If the task encounters dirty data, the log records Dirty data: xxR. Dirty data is not written to the destination. A large volume of dirty data slows synchronization. If you have requirements for synchronization speed, you must first resolve the dirty data issue.

By default, batch synchronization tasks tolerate dirty data. To control this behavior, configure the dirty data toleration count in the task settings. See Configure a task in the codeless UI or Configure a task in the code editor for configuration details. For more about dirty data, see Features of batch synchronization task configuration.

Configure the shard key for relational databases

The splitPk parameter controls how DataWorks splits relational database data into subtasks. Configure it correctly to avoid slow queries and data hot spots.
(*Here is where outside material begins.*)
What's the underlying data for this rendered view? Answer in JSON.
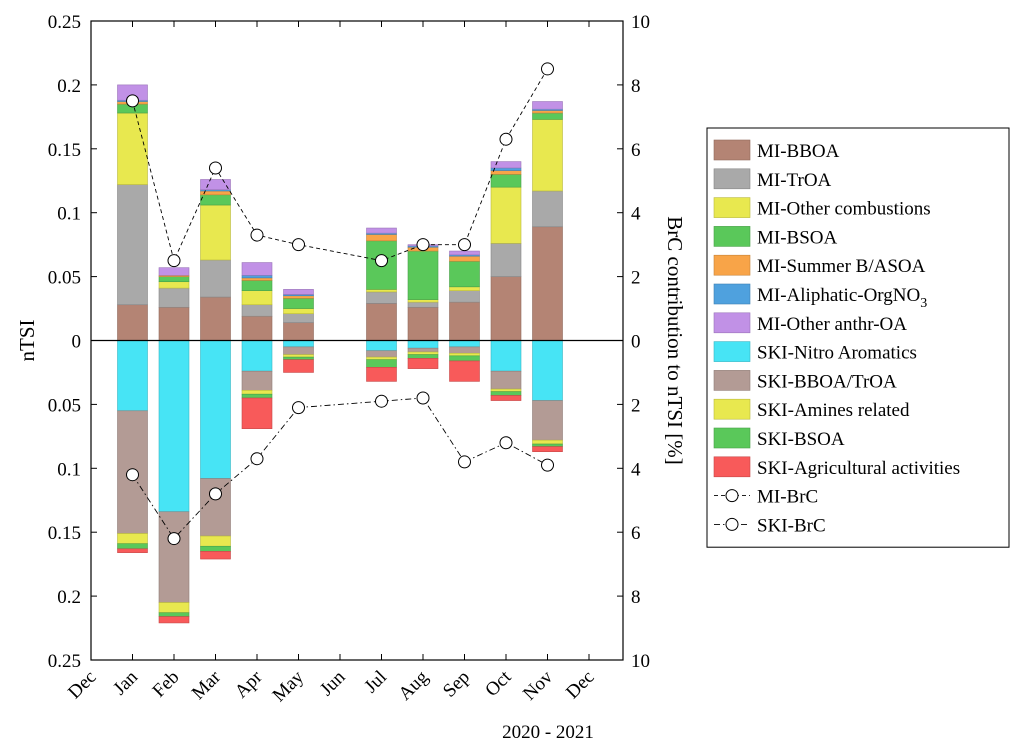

Best practice: Set splitPk to the table's primary key. Primary keys are typically evenly distributed, which prevents data hot spots in the resulting shards.

Constraints:

splitPk supports only integer data types. Strings, floating-point numbers, dates, and other types are not supported. If you configure splitPk with an unsupported type, DataWorks ignores the setting and uses a single channel.
If splitPk is not specified or is left blank, the table is synchronized using a single channel.